Website Abstraction Help forum seems like a good resource. I just came across it today.
Customization is working pretty much the way I envisioned it. I have twelve themes now, some based on other site's color combos (as an homage, not a ripoff). I have all the nonessentials removed and this site loads pretty damn fast.
I was looking around and saw Saa's site. Very sophisticated. And themes! Excellent. Saa seems to have taken a different approach than I did, calling an ASP page (which I assume checks the referrer, sets a cookie, and reloads the page with the new stylesheet).
A classic RISKS digest item. Why it's a bad idea to convert pi to binary.
I'm having a lot of trouble implementing link colors into the theming scheme. I can't seem to make them change by script, at least not respecting visited links.
Your theme choice will now persist for 180 days. I'm now building the stylesheet for this site dynamically from a PHP script that places values based on reading the client cookie.
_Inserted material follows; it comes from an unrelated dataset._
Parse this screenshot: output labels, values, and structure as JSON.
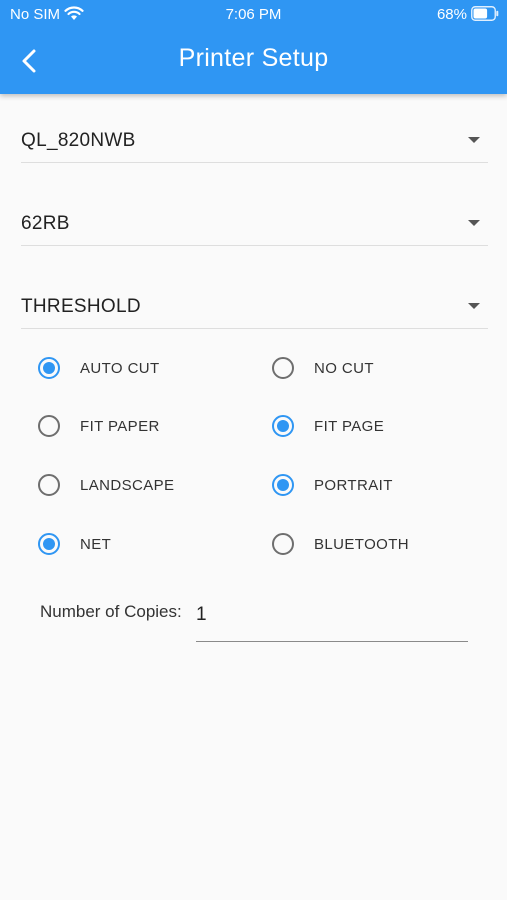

I should probably sanity check the values before plonking them in to the stylesheet, but that's for later.
Well this has been quite a day. On the way home from my in-laws' house, we saw a double rainbow. By the time we got home, it had dissipated somewhat, but it was very striking for the brief time that it lasted. I ran inside and grabbed the camera. Good thing too, because it dissipated completely right after I got my shot.
Wow. Sometimes you just stumble across the coolest things. Like this program, terragen. It generates realistic terrain images. It has a zillion knobs to turn. It has a pretty usable interface, considering its complexity. And the output is pretty amazing.
I've worked out a new design for this site. You're really only seeing the preparatory phases right now. I plan to start blogging pretty seriously, and I want things looking right first. To begin with, I've removed all tables from the site (at least for layout purposes), and moved to CSS. Next phase will be to make the whole site skinnable, then followed by storing user color preferences, then customization of content. That's some pretty grandiose plans, I know, but it'll happen.